Mönchengladbach Kasparows leidenschaftliche Lehrstunde

Mönchengladbach · Der Ex- Schach-Weltmeister kennt jetzt Gladbachs Kulturdezernenten Gert Fischer - als Gegner mit Standvermögen. Bei seinem Vortrag am Abend plädierte Kasparow spitzzüngig und unterhaltsam für Entscheidungen mit Intuition und Mut.

Mönchengladbach: Kasparows leidenschaftliche Lehrstunde
Foto: Raupold Isabella

Dass er schnell ziehen kann, zeigte Garry Kasparow gestern nicht nur am Nachmittag beim Simultan-Turnier gegen 16 Hobby-Schachspieler. Beim Vortrag in der Kaiser-Friedrich-Halle bewies er später, dass er auch in seinen Urteilen zur Weltgeschichte schnell, in permanenter Angriffslaune und manchmal wild wie in seinen besten Schachprofi-Zeiten ist. Gorbatschow? Maßlos überschätzt. "In freier Rede wirkt selbst Trump gegen ihn wie Einstein." Putin? Eine Ein-Mann-Diktatur, die Russland ruiniert. "Beim Schach stehen die Regeln fest, und das Ergebnis ist nicht vorhersehbar. Bei Putin ist es genau umgekehrt." Wie besiegt man Gegner, ob am Schachbrett oder auf dem politischen Parkett? Mit Strategie und dem Mut, diesen Plan falls nötig, an den Gegner anzupassen. "Man muss seine Stärken und Schwächen kennen und dem Gegner sein Spiel aufzwingen. Dann macht er den entscheidenden Fehler."
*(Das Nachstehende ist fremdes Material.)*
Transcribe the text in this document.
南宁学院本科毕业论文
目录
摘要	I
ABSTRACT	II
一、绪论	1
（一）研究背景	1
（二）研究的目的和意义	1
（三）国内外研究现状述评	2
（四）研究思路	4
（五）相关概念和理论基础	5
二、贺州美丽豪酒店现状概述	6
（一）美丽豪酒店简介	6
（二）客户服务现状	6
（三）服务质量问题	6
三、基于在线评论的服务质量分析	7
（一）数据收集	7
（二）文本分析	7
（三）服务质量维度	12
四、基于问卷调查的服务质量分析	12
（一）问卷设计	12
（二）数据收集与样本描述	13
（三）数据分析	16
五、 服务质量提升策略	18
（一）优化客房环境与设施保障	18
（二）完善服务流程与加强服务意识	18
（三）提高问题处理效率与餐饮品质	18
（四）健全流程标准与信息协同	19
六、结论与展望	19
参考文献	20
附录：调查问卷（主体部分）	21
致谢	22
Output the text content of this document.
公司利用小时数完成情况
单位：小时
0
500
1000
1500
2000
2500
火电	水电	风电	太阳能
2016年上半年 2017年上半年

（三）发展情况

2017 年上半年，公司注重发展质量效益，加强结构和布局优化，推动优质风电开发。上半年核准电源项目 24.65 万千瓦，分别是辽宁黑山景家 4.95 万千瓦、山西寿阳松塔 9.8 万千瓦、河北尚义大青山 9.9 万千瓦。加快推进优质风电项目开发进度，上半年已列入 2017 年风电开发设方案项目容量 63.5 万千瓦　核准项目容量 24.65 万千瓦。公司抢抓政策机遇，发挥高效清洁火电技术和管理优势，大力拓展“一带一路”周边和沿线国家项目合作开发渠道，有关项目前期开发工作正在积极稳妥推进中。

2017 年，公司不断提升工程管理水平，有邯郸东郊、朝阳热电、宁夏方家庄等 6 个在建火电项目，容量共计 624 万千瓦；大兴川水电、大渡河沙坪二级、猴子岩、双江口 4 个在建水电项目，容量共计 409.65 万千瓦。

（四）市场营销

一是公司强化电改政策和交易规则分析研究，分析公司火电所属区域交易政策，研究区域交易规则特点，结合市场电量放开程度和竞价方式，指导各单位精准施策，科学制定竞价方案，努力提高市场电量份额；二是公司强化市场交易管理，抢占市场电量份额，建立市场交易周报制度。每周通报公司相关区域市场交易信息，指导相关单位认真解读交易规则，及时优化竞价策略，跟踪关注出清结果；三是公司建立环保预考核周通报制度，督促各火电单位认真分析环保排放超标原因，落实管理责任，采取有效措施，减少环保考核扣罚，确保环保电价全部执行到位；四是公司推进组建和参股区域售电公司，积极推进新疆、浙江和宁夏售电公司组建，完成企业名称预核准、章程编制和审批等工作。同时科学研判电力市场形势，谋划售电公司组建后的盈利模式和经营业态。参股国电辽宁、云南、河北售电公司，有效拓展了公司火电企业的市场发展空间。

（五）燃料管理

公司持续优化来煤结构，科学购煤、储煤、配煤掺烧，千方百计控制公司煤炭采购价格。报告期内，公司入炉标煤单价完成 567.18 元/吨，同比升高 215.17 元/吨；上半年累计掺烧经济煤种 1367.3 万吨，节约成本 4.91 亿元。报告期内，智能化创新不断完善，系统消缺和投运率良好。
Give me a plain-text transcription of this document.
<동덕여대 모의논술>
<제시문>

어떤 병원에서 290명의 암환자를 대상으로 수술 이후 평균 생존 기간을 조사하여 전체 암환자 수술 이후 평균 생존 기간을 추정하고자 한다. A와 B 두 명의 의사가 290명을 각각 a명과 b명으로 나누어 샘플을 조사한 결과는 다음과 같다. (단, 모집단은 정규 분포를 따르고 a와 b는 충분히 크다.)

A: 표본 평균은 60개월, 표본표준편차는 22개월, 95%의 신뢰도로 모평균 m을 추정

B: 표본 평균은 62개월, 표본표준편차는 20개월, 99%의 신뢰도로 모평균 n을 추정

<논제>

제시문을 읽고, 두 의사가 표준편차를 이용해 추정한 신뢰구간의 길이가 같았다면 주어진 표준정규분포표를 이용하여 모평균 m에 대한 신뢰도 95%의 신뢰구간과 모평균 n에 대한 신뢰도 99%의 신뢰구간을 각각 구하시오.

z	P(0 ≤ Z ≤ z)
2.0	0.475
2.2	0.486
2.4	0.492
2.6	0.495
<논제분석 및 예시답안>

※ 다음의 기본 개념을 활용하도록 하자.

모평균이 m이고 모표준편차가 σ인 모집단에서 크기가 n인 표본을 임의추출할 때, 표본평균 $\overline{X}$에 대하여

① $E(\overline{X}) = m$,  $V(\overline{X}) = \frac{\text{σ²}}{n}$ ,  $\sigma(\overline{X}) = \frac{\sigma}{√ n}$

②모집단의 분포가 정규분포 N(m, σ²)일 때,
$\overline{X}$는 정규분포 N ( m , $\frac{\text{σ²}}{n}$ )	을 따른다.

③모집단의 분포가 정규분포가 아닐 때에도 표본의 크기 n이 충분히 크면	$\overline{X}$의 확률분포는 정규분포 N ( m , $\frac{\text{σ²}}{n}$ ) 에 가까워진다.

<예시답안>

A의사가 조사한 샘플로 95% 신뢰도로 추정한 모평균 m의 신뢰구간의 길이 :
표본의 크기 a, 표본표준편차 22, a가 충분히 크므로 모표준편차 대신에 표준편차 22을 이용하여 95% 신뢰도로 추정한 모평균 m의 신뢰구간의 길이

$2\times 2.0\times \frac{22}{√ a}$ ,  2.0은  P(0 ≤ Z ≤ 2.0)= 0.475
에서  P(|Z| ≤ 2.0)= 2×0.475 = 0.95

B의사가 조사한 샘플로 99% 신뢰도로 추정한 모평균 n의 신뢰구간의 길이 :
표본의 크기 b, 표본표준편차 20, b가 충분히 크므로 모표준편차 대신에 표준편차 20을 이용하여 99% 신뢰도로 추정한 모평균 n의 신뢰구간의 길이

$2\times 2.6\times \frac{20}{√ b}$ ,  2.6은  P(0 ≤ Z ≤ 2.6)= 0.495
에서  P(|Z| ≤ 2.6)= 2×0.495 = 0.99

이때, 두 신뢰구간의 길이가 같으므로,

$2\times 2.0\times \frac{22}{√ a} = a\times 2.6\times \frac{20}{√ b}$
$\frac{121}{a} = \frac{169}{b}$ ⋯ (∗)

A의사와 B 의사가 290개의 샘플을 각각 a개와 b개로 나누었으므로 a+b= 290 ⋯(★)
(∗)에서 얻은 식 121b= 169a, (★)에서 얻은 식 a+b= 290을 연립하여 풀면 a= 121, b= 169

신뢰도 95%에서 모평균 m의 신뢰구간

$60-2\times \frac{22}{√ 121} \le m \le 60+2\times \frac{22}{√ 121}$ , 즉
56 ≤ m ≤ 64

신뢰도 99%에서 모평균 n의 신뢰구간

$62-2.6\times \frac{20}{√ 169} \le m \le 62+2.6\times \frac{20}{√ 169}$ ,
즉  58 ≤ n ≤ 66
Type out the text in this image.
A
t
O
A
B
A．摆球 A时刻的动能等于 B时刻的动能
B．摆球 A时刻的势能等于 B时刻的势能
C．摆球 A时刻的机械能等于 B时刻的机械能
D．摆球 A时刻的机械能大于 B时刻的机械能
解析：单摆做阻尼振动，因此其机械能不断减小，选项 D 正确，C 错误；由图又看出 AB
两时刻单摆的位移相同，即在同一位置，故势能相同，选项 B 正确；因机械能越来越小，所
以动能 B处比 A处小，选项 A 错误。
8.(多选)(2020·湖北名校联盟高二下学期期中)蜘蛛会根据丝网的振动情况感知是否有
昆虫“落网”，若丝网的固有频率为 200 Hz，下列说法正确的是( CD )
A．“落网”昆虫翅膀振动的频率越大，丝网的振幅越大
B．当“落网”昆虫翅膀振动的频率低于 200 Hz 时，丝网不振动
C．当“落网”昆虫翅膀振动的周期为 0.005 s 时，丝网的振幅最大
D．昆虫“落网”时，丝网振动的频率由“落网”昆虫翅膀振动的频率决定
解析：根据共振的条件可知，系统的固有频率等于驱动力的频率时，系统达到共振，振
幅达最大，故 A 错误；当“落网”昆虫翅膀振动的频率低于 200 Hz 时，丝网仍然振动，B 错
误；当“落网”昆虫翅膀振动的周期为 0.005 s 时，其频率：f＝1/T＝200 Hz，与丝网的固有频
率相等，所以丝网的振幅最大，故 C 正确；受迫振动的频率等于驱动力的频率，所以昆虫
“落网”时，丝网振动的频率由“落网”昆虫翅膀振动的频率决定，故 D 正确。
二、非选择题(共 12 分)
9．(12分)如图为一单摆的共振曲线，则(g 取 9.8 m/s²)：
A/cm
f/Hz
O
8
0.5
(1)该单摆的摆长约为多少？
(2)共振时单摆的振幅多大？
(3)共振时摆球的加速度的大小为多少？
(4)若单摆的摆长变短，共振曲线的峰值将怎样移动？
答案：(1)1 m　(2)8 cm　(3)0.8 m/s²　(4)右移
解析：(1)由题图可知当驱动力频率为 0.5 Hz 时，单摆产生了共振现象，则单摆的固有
Das gilt selbstredend auch für Gert Fischer, den Kulturdezernenten der Stadt. Der machte den entscheidenden Fehler aber deutlich später als die anderen 15 Schachspieler, die gegen Kasparow antraten. Erst beim 57. Zug war er matt, und Kasparow war sichtlich irritiert, dass all das so lange dauerte. Als er - eine halbe Stunde später als vorgesehen - mit Fischer den letzten Spieler besiegt hatte, sprintete Kasparow fast aus dem Saal. "Als ich alleine übrig war und er sich nur auf unsere Partie konzentrieren konnte, war es ganz schnell vorbei", berichtete Fischer später.

Über den Bezug von Schach und Führungskraft wollte Kasparow reden. Das tat er zwar - auch. Doch Kasparows Leitthesen zur Bedeutung von Intuition, Anpassungsfähigkeit und den Mut zur Entscheidung dürften den meisten der vielen Manager im Auditorium keine bahnbrechend neuen Erkenntnisse beschert haben. Lohnend war der Abend gleichwohl. Und zwar wegen der Persönlichkeit Kasparows. Mit großer Leidenschaft, Meinungsfreude, Charme, Witz und ohne Manuskript machte er aus seinem Vortrag eine höchst unterhaltsame Lehrstunde zur Schach- und jüngeren Weltgeschichte.

Unvergessen wird der Tag vor allem für seine 16 Gegner vom Nachmittag bleiben. Zum Beispiel für Jose Alonso. Ein kurzer, freundlicher Händedruck, ein erster Zug, und schon entfernt sich Garry Kasparow wieder von seinem Spielbrett. Doch es dauert nicht lange, bis der Schach-Weltmeister zurückkehrt. Und Alonso erkennt schnell, dass er keine Chance haben wird. "Nach ein paar Zügen hätte ich lieber mit seinen weißen Figuren weitergespielt", sagt der 48-Jährige, der den Startplatz im Simultan-Turnier gegen die Schach-Legende beim Gewinnspiel der RP gewonnen hat. Wie stark die Gegner sein dürfen, hatte Kasparows Büro vorgeschrieben. Sie durften höchstens die Wertungspunktezahl eines Amateurspielers der Klasse A haben. Drum kam Gladbachs Schachstadtmeister Thomas Krause nicht in Frage. Er hat zu viele Punkte. Dafür durfte sein elfjähriger Sohn Simon Bartels ran - und schlug sich formidabel. Er war der Drittletzte, der seine Partie gegen Kasparow verlor. Alonso hielt bis zum 28. Zug durch. Er nehme aus der Begegnung viel für sein Spiel mit, resümierte er am Ende.

Von Moderator Stefan Schulze-Hausmann nach seinen offenen Träumen befragt, sprach Kasparow am Ende seines Gladbach-Tags von Bildung. Dass die Kinder heute nach Methoden wie vor über 100 Jahren unterrichtet würden, mit einem Lehrer in einem Raum als einzige Inspirationsquelle, sei schlimm. Mit seinem Charisma, seiner Intelligenz und seiner Leidenschaft kann man sich Kasparow hervorragend als Reformer für Bildung vorstellen.